Die Vorinstanzen hatten in beiden Fällen die Klagen abgewiesen und deshalb zur Höhe der Nutzungsentschädigung keine Feststellungen getroffen. Aus diesem Grunde hat der BGH beide Rechtsstreite zur Klärung der Höhe der gezogenen Nutzungen und zur weiteren Entscheidung an die Vorinstanzen zurückverwiesen.


(BGH Urteile v. 21.2.2022, VIa ZR 8/21 und VIa ZR 57/21)


Hintergrund

Mit den jetzigen Entscheidungen des BGH sind die wesentlichen noch offenen Verjährungsfragen sowie das Problem des sogenannten Restschadensersatzanspruchs gemäß § 852 sich BGB im Zusammenhang mit den Dieselklagen gegen VW geklärt.

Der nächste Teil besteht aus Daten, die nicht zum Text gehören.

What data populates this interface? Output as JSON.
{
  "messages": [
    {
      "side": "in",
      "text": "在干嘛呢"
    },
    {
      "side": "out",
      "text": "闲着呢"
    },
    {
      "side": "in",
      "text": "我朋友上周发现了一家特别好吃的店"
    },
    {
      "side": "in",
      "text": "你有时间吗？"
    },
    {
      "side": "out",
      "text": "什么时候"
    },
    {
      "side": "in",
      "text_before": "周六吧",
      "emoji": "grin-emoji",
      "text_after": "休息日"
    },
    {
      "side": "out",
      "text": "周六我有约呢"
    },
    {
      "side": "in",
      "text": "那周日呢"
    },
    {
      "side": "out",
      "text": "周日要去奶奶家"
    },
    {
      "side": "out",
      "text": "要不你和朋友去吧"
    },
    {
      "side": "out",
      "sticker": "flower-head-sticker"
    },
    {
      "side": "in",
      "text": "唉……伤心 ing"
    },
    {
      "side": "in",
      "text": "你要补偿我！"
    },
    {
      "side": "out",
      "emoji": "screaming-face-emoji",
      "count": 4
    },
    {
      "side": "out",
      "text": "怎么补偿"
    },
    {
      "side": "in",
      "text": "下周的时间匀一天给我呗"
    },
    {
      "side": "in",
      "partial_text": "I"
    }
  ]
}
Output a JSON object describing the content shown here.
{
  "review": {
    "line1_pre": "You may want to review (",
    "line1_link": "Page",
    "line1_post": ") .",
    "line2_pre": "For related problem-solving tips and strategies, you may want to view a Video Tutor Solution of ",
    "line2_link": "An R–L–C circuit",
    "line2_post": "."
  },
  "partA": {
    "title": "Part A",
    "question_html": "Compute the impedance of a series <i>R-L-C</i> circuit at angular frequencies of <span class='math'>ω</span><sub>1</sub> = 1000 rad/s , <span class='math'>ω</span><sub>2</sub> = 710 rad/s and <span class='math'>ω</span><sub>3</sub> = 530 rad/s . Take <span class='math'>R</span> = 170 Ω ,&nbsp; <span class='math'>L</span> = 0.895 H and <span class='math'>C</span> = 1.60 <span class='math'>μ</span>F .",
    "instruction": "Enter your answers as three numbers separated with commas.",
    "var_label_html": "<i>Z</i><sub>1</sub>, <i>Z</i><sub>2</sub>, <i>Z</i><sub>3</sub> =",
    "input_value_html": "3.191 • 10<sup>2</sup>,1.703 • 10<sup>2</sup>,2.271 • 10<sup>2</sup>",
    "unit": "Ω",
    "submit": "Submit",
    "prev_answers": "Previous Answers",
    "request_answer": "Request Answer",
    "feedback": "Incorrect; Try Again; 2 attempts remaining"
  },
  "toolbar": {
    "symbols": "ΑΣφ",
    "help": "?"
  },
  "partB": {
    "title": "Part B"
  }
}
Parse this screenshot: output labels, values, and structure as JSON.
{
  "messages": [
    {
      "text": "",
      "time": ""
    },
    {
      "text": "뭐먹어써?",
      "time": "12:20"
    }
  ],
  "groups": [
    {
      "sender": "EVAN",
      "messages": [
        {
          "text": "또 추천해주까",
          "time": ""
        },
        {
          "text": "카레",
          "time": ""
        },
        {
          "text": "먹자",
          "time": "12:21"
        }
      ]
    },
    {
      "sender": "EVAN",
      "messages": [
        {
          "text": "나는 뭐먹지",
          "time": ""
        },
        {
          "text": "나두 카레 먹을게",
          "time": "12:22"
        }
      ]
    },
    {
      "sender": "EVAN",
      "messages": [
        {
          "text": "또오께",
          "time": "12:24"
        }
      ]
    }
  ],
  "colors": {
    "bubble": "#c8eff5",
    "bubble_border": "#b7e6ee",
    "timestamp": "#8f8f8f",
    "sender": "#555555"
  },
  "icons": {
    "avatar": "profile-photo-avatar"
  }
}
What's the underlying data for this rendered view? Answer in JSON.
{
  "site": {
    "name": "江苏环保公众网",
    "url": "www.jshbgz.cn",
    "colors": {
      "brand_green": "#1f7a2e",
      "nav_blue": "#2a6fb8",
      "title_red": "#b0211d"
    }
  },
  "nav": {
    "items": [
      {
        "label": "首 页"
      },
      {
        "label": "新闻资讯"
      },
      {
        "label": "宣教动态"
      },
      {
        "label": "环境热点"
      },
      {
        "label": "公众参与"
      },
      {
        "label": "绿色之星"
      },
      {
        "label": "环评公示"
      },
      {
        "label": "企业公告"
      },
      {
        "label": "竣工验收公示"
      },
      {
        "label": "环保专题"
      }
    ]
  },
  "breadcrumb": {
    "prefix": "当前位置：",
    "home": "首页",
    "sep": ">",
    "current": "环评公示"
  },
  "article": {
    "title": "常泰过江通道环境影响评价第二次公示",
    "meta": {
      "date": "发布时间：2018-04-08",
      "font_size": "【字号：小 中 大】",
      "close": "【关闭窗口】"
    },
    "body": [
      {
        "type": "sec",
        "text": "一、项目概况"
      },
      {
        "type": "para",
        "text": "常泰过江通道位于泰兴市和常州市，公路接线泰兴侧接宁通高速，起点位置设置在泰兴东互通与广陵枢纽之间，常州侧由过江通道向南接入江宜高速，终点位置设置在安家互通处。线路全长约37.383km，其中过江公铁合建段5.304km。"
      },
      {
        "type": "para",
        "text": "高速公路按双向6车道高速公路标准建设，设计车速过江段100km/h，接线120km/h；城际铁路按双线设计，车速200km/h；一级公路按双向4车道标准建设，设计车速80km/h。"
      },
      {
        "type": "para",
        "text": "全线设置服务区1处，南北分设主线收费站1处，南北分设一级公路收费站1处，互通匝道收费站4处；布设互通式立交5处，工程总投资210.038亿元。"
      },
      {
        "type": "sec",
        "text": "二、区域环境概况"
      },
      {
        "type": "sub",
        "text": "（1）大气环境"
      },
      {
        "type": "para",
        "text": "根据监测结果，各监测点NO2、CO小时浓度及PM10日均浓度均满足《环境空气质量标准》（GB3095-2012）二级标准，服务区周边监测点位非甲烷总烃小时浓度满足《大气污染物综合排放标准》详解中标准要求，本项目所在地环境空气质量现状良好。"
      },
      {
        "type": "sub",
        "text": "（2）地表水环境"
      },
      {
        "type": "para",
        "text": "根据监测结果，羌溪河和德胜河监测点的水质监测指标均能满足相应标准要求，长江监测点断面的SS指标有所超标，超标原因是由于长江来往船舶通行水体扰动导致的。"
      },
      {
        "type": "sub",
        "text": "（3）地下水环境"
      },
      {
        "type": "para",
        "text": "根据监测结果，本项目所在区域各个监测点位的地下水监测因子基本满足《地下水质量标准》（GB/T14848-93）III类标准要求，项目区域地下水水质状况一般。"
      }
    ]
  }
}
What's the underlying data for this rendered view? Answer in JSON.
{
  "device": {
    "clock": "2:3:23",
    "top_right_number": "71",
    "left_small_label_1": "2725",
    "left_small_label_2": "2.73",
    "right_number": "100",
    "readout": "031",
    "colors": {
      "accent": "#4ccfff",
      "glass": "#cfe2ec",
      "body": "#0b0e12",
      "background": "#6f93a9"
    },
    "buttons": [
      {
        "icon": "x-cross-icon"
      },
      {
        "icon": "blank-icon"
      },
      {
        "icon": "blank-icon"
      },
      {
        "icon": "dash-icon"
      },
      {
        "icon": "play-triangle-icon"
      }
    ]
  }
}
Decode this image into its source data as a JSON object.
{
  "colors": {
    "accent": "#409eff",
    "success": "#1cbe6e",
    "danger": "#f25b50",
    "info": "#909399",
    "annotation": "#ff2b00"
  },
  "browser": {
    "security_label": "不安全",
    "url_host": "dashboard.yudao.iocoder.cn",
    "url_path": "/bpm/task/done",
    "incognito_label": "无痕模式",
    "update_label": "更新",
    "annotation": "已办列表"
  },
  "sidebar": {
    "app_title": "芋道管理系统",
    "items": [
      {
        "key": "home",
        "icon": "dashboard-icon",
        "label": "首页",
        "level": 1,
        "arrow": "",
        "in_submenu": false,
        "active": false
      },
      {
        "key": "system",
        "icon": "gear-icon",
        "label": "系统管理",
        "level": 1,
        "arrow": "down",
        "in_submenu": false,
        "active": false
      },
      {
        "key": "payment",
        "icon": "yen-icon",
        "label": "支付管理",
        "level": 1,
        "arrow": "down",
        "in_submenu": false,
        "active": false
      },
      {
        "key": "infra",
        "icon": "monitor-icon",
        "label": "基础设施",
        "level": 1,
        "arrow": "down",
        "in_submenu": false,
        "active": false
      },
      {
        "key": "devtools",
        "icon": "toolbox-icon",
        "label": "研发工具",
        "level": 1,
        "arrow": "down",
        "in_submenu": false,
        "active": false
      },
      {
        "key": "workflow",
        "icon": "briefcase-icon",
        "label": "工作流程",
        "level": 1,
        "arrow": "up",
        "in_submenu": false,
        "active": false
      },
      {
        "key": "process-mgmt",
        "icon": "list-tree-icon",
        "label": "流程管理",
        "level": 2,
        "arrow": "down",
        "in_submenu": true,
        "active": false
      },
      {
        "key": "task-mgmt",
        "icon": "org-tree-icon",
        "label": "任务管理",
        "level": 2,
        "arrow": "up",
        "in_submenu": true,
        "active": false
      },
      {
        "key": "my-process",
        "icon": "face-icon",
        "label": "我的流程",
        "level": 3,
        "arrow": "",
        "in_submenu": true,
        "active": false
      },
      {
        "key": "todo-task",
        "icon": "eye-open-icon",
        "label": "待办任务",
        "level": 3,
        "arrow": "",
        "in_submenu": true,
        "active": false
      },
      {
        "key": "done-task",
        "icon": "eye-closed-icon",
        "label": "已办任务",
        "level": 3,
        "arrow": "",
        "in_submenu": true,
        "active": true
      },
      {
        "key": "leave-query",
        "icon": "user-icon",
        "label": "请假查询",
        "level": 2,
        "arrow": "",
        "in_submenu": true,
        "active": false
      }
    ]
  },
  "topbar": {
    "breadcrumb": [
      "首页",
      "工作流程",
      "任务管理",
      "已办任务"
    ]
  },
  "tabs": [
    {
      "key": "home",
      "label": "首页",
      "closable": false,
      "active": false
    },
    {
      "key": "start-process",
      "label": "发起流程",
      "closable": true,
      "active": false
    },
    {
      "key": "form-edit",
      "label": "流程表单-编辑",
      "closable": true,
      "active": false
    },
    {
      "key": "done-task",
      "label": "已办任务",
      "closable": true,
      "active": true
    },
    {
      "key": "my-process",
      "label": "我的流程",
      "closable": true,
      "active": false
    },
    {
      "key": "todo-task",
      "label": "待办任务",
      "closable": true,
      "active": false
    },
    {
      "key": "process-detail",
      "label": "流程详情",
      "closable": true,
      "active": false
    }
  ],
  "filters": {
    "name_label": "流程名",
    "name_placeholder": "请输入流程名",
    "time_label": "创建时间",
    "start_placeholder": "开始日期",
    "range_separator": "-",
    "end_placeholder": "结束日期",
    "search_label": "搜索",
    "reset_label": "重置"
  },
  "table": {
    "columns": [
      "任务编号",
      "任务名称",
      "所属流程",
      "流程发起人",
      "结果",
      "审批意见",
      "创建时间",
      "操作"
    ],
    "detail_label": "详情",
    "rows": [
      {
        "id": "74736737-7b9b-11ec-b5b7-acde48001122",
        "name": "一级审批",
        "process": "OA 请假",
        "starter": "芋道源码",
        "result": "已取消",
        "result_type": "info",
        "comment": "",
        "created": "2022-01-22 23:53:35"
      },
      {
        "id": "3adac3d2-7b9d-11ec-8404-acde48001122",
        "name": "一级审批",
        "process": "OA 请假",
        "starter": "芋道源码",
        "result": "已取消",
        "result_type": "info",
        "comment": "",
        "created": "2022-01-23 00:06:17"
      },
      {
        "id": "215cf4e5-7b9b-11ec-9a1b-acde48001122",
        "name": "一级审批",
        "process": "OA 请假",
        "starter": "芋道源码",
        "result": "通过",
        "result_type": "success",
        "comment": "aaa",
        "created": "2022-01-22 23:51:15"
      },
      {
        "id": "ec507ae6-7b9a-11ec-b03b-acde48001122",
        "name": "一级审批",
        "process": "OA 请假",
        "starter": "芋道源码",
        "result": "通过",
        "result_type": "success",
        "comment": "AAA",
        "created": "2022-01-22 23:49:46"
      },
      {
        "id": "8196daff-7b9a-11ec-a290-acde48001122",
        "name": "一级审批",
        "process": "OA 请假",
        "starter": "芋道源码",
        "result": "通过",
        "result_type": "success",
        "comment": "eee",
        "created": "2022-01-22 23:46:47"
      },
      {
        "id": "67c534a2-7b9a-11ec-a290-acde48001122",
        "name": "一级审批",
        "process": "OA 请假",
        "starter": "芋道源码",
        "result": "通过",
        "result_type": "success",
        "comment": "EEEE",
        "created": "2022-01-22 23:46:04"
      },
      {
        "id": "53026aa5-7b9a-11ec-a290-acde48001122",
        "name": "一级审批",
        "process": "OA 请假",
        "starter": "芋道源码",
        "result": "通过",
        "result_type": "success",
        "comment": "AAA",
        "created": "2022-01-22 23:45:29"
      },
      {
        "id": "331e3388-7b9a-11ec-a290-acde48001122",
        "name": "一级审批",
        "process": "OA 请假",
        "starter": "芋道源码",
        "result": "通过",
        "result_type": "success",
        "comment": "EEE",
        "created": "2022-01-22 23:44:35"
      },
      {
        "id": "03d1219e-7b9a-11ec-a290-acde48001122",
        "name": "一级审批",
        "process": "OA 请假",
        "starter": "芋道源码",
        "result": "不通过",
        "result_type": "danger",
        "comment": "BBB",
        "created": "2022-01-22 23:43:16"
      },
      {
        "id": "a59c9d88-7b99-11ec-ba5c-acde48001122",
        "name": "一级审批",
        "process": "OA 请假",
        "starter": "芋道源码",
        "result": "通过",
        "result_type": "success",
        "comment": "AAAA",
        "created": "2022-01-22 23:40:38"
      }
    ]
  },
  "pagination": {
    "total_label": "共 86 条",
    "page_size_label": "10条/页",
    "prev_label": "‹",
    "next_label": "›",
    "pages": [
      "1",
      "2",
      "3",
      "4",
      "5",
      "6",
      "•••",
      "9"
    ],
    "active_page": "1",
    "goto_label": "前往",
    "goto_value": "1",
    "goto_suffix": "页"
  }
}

Anmeldung zum Musterfeststellungsverfahren bewirkt Verjährungshemmung

Erst kürzlich hatte der BGH entschieden, dass die Verjährung von Schadensersatzansprüchen im Zusammenhang mit der Dieselaffäre gegen VW durch eine Teilnahme an dem beim OLG Braunschweig durchgeführten Musterfeststellungsverfahren auch dann wirksam gehemmt wird, wenn der Käufer sich von dem Musterfeststellungsverfahren wieder abgemeldet hat und erst nach dieser Abmeldung eine Schadensersatzklage gegen VW eingereicht.

Anmeldung zum Musterfeststellungsverfahren hemmt die Verjährung rückwirkend

Die Hemmungswirkung eines nach § 204 Abs. 1 Nr. 1a BGB wirksam in einem Musterfeststellungsverfahren angemeldeten Anspruchs tritt nach der Entscheidung des BGH nicht erst mit dem Zeitpunkt der wirksamen Anmeldung des Anspruchs zur Eintragung in das Register ein, sondern wirkt auf den Zeitpunkt der Erhebung der Musterfeststellungsklage zurück (BGH, Urteil v. 29.7.2021, VI ZR 1118/20). Der Hemmungstatbestand des § 204 Abs. 1 Nr. 1a BGB findet auch dann Anwendung, wenn der Gläubiger seine Anmeldung zum Klageregister im weiteren Verlauf des Musterfeststellungsverfahrens wieder zurücknimmt. Der Gesetzgeber habe insoweit bewusst gemäß § 204 Abs. 2 Satz 2 BGB eine nachlaufende sechsmonatige Verjährungshemmung bestimmt (BGH, Urteil v. 27.1.2022, VII ZR 303/20).

Kein Restschadenersatzanspruch bei Gebrauchtwagenkauf

Zur Frage des Restschadensersatzanspruchs hatte der BGH kürzlich entschieden, dass Käufern von gebrauchten VW-Diesel-Fahrzeugen kein Anspruch nach § 852 Satz 1 BGB zusteht, da der Fahrzeughersteller durch den Kauf eines Gebrauchtwagens nicht ungerechtfertigt bereichert werde. Die Vermögensverschiebung zugunsten des Herstellers trete bereits vollständig beim Neuwagenkauf ein (BGH, Urteile v. 10.2.2022, VII ZR 365/21, VII 396/21 u.a.).